HealthLawProf Blog

Editor: Katharine Van Tassel
Case Western Reserve University School of Law

Tuesday, December 14, 2021

Centering Disability Justice

Natalie M. Chin (CUNY), Centering Disability Justice, Syracuse L. Rev. (forthcoming):

The coronavirus pandemic surfaced existing faults in the disability rights strategy, exposing a porousness in access to the promises of the Americans with Disabilities Act (ADA) for disabled Black, Indigenous, and other People of Color. This article examines the unsustainability of disability rights through the lens of Blackness and disability to argue that the future effectiveness of disability rights advocacy demands a re-centering that incorporates principles of Disability Justice. This recalibration requires a shift from a single-issue focus on disability to an informed consciousness that confronts the role of racism/ableism on Black, Indigenous, and other People of Color in accessing disability rights protections. This singular focus reflects the lack of intersectional analysis when it comes to issues of disability. It further points to the need for advocates to more strongly align themselves with other social justice movements in developing a strategy for disability rights and to intentionally center the voices and leadership of Black, Indigenous, and other People of Color into disability rights strategy. 

This article argues that the absence of a critical racism/ableism analysis is subsuming the goals of disability equality under the ADA. In particular, the single-issue focus on disability is erasing the complex experiences that multiply marginalized disabled people experience, creating a revolving door of inequities that are compounded in disabled communities of color. This article focuses on Blackness in four areas: education, access to medical care, police violence, and the unjustified segregation of people with disabilities in carceral spaces. It further narrows its analysis by centering the discussion on Blackness and deaf/disabled people and persons who are categorized with intellectual, developmental, cognitive, and/or psychiatric disability. 

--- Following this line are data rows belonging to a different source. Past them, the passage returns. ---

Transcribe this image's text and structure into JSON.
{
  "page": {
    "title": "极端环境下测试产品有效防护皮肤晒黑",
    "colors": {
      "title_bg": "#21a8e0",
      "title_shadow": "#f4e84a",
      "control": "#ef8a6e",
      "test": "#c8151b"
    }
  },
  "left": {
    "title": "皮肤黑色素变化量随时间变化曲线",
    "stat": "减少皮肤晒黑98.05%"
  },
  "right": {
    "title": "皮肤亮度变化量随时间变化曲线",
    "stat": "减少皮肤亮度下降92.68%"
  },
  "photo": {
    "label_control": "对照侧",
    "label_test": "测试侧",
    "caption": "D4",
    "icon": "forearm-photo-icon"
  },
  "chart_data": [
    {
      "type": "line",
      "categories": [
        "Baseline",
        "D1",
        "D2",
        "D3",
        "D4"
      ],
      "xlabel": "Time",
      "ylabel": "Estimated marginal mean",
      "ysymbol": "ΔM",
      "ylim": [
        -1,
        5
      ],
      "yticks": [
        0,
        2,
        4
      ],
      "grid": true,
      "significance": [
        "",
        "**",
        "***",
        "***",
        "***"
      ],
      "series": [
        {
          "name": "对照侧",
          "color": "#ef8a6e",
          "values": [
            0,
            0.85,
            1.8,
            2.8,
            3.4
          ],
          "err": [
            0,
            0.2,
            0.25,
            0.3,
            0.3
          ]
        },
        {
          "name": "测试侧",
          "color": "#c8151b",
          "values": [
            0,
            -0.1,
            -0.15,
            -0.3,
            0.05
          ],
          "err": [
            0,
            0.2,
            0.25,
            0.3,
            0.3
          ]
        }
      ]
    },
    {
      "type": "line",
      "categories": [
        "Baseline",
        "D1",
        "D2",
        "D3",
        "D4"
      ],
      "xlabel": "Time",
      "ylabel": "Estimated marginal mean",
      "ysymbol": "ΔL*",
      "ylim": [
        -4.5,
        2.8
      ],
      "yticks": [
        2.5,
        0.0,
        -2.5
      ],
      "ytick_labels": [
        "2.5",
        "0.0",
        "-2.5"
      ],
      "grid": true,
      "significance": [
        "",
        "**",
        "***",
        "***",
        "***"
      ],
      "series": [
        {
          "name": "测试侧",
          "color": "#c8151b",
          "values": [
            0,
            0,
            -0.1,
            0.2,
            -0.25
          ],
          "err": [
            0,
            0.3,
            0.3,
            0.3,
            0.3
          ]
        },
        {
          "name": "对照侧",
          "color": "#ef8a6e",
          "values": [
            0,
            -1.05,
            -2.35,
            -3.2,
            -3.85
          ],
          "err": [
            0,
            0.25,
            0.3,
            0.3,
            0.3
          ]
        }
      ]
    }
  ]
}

This examination endeavors to show that communities of color are benefiting very little by ADA advances and, in many respects, are existing under the conditions of a pre-ADA world. In so arguing, this article finds that a re-centering of the disability rights strategy is required to bridge a disconnect that has developed over time between disability rights advances and people with disabilities who live at the intersection of marginalized identities. This article concludes by applying three principles of the Disability Justice framework—intersectionality, centering the leadership and voices of the disabled communities most impacted, and cross-movement solidarity—to suggest a broader disability rights framework that centers its work more intentionally and structurally beyond a single disability-rights focus. Through this re-centering, this article seeks to map a way forward for the future of disability rights.